Marvin had always wanted to be a gunfighter. He grew up in the old West. As a child he read everything about gunfighters he could find. His hero was Billy the Kid. He dreamed of being just like his hero. One day he went to town and bought himself a black hat, some black clothes, a black horse and two pistols. He went home and every day he went out behind his barn, and practiced shooting. After two weeks he was getting to be quite a good shot. He decided it was time to show off. He put on his black clothes and hat, strapped on his guns and rode into town. When he walked into the saloon, standing at the bar he saw Billy the Kid. He was so excited! He walked up and said, "Mr. Kid, I am your biggest fan. I have always wanted to be just like you." "Look at me. Do I look like a gunfighter?" Billy looked him over and said, "Well, you have the right clothes and you have a nice black hat, and I see you rode up on a black horse. But, can you shoot?" Marvin looked around the room and said, "See that piano player over there?" He drew his pistol and fired, shooting the cufflink off the piano player's shirt. Billy said, "Not bad. Can you shoot with your left hand? A gunfighter's got to be able to shoot with both hands." Marvin drew his other pistol and fired, shooting off the piano player's other cufflink.
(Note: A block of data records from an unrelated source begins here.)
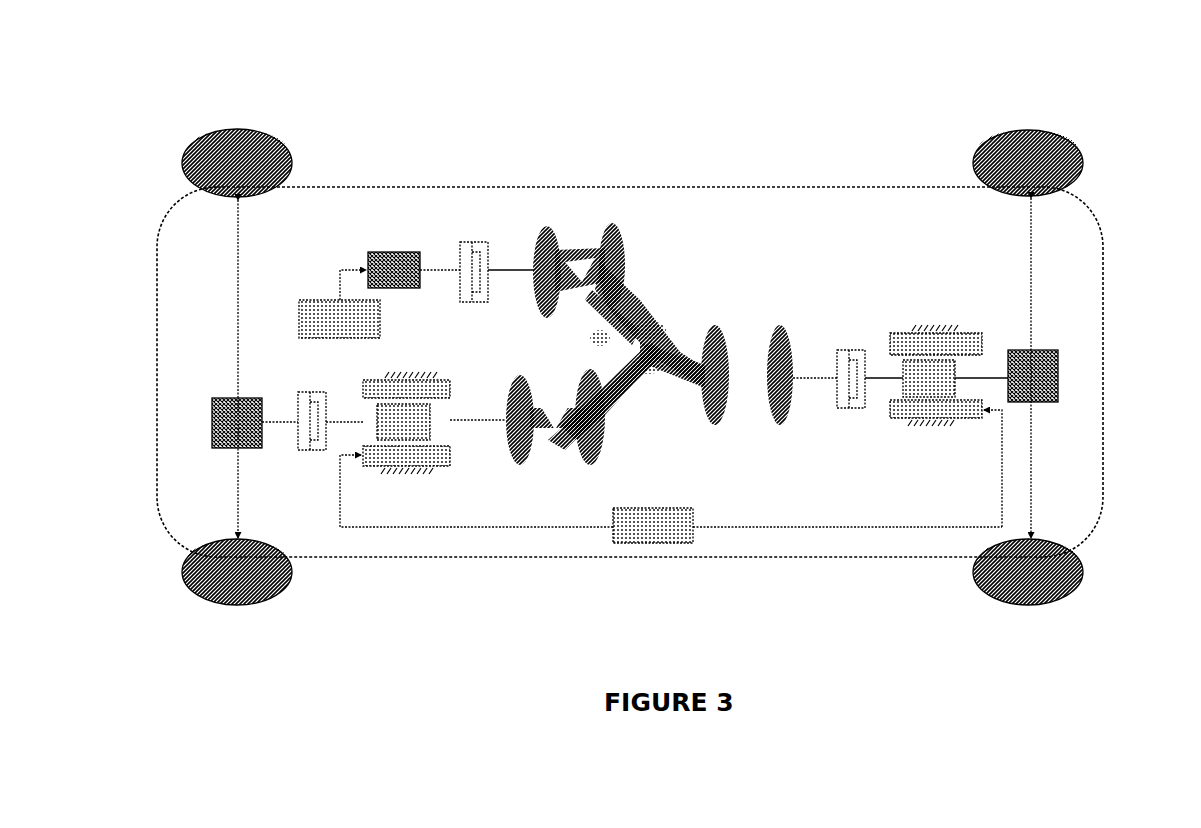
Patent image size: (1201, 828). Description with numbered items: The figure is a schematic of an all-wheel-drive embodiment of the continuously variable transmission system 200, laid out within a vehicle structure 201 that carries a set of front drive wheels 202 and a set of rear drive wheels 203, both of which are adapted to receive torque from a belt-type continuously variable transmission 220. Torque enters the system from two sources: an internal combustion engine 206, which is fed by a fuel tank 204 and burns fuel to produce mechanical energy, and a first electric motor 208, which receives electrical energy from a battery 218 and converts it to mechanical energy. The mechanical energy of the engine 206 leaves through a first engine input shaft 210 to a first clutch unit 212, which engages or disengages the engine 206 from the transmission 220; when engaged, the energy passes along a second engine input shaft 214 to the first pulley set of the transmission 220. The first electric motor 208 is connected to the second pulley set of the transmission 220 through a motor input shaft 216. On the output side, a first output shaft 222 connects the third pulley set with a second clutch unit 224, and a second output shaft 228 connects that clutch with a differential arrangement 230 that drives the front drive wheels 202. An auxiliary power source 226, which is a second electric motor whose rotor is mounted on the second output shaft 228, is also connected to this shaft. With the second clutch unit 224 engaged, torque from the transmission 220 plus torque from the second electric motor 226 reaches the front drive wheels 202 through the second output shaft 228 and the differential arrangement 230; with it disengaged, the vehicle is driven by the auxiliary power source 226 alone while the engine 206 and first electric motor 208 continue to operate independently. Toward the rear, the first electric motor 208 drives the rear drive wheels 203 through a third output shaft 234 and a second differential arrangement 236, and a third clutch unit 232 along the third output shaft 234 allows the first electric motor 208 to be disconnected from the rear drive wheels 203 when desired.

The continuously variable transmission system 200 is at (788, 116).
The vehicle structure 201 is at (1108, 331).
The front drive wheels 202 is at (1062, 126).
The rear drive wheels 203 is at (238, 126).
The fuel tank 204 is at (296, 314).
The internal combustion engine 206 is at (379, 249).
The first electric motor 208 is at (417, 474).
The first engine input shaft 210 is at (432, 263).
The first clutch unit 212 is at (477, 240).
The second engine input shaft 214 is at (509, 264).
The motor input shaft 216 is at (471, 432).
The battery 218 is at (665, 505).
The belt-type continuously variable transmission 220 is at (672, 266).
The first output shaft 222 is at (804, 390).
The second clutch unit 224 is at (852, 344).
The auxiliary power source 226 is at (956, 428).
The second output shaft 228 is at (990, 364).
The differential arrangement 230 is at (1050, 396).
The third clutch unit 232 is at (306, 386).
The third output shaft 234 is at (276, 436).
The second differential arrangement 236 is at (210, 428).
Billy said, "That's mighty fine shooting. I just have one piece of advice for you." Marvin was bubbling with excitement, "What is it? What else should I do?" Billy spoke slowly, "Well, go back into the kitchen there and get a big tub of lard. Take both of your pistols and rub them around in the lard, get them good and slick." Marvin was puzzled. He asked, "Why is that important? What good will rubbing my pistols in lard do?" Billy replied, "It won't help your shooting at all, but when Wyatt Earp finishes playing the piano over there, he's going to shove both of your pistols up your backside.!!
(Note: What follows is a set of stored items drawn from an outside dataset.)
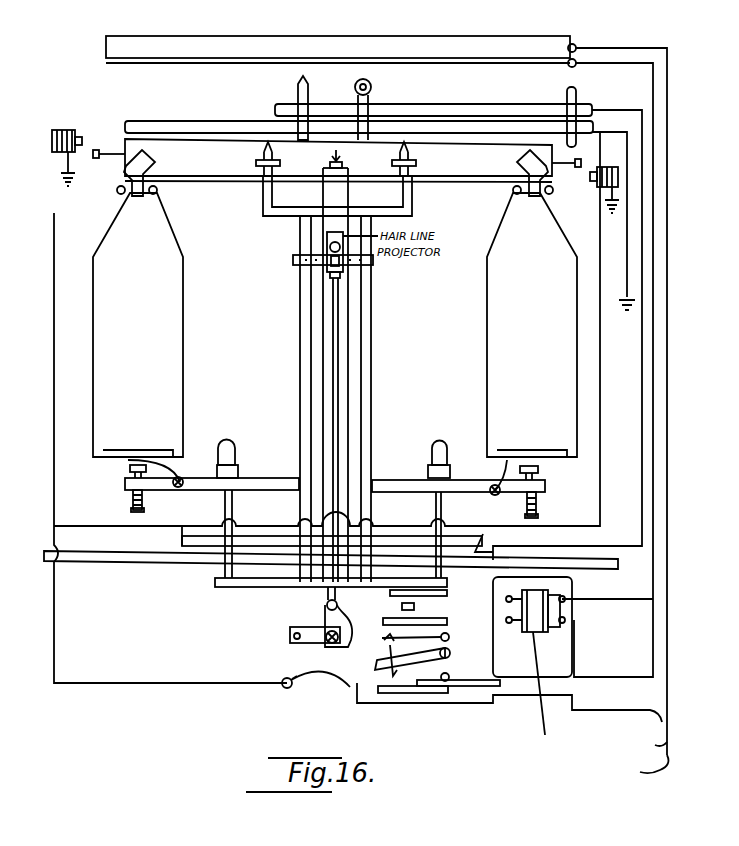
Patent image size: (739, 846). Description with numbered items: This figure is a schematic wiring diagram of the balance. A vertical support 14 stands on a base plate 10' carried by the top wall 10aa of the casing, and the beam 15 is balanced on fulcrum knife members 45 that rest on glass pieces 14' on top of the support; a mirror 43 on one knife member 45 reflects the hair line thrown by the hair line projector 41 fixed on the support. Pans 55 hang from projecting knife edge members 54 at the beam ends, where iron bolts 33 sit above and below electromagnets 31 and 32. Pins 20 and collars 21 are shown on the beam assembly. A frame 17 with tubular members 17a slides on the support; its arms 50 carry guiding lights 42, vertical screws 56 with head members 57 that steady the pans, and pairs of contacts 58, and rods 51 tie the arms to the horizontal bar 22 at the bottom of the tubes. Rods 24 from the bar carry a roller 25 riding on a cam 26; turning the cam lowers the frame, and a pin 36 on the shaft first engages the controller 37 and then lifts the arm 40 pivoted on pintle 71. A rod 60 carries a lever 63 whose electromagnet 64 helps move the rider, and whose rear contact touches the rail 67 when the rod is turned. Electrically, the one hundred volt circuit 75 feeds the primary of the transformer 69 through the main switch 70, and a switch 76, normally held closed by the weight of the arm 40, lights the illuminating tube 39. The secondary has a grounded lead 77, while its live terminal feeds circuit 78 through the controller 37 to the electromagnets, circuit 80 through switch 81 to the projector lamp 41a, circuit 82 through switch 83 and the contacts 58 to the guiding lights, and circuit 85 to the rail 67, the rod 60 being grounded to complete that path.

The illuminating tube 39 is at (172, 35).
The electromagnet 31 is at (65, 130).
The electromagnet 32 is at (612, 166).
The iron bolts 33 is at (106, 150).
The pin 20 is at (262, 153).
The collar 21 is at (256, 165).
The fulcrum knife members 45 is at (334, 152).
The mirror 43 is at (329, 165).
The glass pieces 14' is at (352, 168).
The vertical support 14 is at (352, 375).
The lever 63 is at (308, 110).
The electromagnet 64 is at (372, 86).
The rod 60 is at (453, 128).
The rail 67 is at (527, 108).
The knife edge members 54 is at (150, 178).
The beam 15 is at (204, 174).
The frame 17 is at (413, 212).
The hair line projector 41 is at (326, 240).
The lamp 41a is at (329, 258).
The tubular members 17a is at (300, 336).
The pans 55 is at (112, 450).
The contacts 58 is at (160, 458).
The guiding lights 42 is at (232, 440).
The arms 50 is at (266, 480).
The members 57 is at (128, 470).
The vertical screw 56 is at (130, 500).
The rods 51 is at (200, 534).
The base plate 10' is at (483, 530).
The circuit 85 is at (612, 546).
The top wall 10aa is at (73, 562).
The horizontal bar 22 is at (213, 584).
The rods 24 is at (326, 594).
The roller 25 is at (327, 604).
The cam 26 is at (340, 648).
The pin 36 is at (288, 635).
The controller 37 is at (292, 678).
The arm 40 is at (376, 664).
The circuit 82 is at (472, 610).
The switch 83 is at (414, 607).
The switch 81 is at (449, 638).
The pintle 71 is at (449, 665).
The switch 76 is at (420, 694).
The circuit 78 is at (493, 703).
The circuit 80 is at (496, 640).
The transformer 69 is at (538, 634).
The grounded lead 77 is at (508, 582).
The main switch 70 is at (652, 744).
The circuit 75 is at (648, 774).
My wife said that nothing rhymes with orange, and I said, ..........................................................No it doesn't.
Scientists have discovered another deadly pathogen they are calling the Peekaboo virus. Doctors are sending anyone with peekaboo straight to ICU.
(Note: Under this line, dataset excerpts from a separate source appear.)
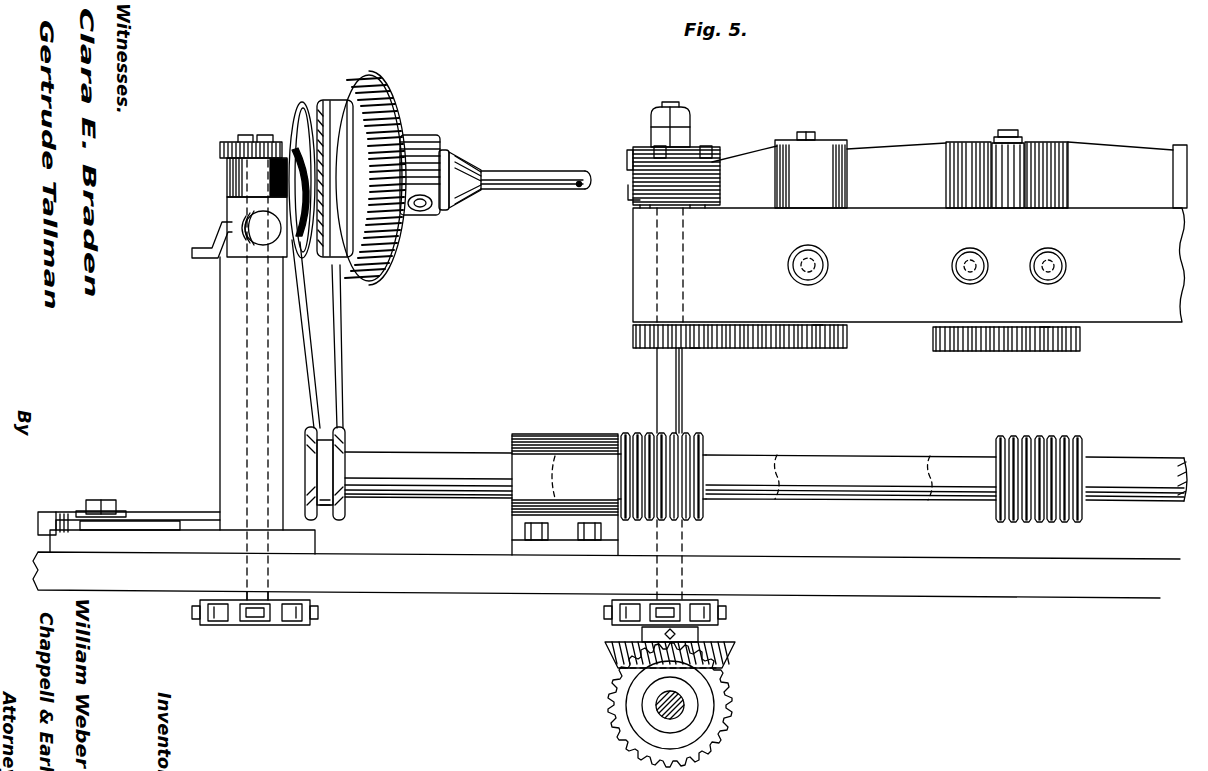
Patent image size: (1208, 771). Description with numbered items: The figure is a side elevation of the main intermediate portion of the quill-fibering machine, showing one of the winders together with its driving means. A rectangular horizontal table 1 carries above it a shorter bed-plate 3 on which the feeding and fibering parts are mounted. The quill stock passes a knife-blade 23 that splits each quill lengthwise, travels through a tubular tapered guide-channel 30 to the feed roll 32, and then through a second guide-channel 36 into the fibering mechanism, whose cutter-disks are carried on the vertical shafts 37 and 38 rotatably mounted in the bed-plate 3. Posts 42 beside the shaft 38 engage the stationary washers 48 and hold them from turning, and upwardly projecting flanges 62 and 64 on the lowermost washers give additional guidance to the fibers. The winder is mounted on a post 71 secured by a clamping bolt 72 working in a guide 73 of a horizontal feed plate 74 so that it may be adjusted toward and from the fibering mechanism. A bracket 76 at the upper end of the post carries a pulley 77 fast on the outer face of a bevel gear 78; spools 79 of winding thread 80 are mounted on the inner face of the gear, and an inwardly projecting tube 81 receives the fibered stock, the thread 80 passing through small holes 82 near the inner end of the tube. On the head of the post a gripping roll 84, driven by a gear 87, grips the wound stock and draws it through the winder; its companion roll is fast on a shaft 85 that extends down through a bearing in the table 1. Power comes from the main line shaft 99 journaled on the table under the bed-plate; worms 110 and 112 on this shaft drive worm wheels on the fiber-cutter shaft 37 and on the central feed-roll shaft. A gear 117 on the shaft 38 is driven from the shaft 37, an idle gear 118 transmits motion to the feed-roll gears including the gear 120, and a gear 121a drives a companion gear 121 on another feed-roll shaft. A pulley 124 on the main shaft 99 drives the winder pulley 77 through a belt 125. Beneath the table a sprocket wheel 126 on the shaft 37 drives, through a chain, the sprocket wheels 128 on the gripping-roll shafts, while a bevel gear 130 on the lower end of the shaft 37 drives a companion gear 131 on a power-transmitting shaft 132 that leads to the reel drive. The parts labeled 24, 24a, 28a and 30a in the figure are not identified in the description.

The table 1 is at (606, 575).
The bed-plate 3 is at (633, 237).
The knife-blade 23 is at (1023, 133).
The bearing sleeve 24 is at (968, 150).
The bearing sleeve 24a is at (1043, 150).
The opening 28a is at (954, 281).
The tubular tapered guide-channel 30 is at (859, 158).
The rod 30a is at (1155, 140).
The feed roll 32 is at (795, 150).
The tubular tapered guide-channel 36 is at (745, 162).
The vertical shaft 37 is at (662, 380).
The vertical shaft 38 is at (670, 113).
The posts 42 is at (703, 150).
The washers 48 is at (704, 208).
The flange 62 is at (628, 182).
The flange 64 is at (631, 168).
The post 71 is at (227, 360).
The clamping bolt 72 is at (95, 500).
The guide 73 is at (141, 527).
The horizontal feed plate 74 is at (182, 542).
The bracket 76 is at (298, 168).
The pulley 77 is at (301, 108).
The bevel gear 78 is at (352, 82).
The spools 79 is at (413, 137).
The winding thread 80 is at (430, 190).
The tube 81 is at (516, 180).
The small holes 82 is at (580, 180).
The gripping roll 84 is at (238, 182).
The shaft 85 is at (247, 408).
The gear 87 is at (220, 148).
The main line shaft 99 is at (740, 460).
The worm 110 is at (708, 515).
The worm 112 is at (994, 517).
The gear 117 is at (632, 335).
The idle gear 118 is at (694, 349).
The gear 120 is at (817, 318).
The gear 121 is at (967, 319).
The gear 121a is at (1047, 319).
The pulley 124 is at (345, 434).
The belt 125 is at (335, 358).
The sprocket wheel 126 is at (607, 613).
The sprocket wheels 128 is at (318, 617).
The bevel gear 130 is at (732, 655).
The gear 131 is at (733, 697).
The power-transmitting shaft 132 is at (653, 707).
One time I debated a flat earthier. He got so mad that he stormed off saying that he would walk to the edge of the earth just to prove me wrong. He’ll come around eventually
I just discovered that the word “nothing” is a palindrome… Backwards it spells “gnihton”, which also means nothing.
A fortune teller told me I’d suffer awful heart break in 12 years. To cheer myself up I bought a puppy.
I decided to kill off some characters in the book I am writing It would definitely spice up my autobiography.
I recently swapped all the labels on my wife’s spice rack, she hasn’t noticed yet But the thyme is cumin.
This shutdown is bad for everyone in the service industry, but it especially sucks for men. We’re losing $1 for every $.79 women are losing.
I’m sure my wife has been putting glue on my weapons collection. She denies it, but I’m sticking to my guns.
My Chinese waiter thinks all white people look alike and gave my food to the wrong customer Wait. Never mind. That wasn’t my waiter.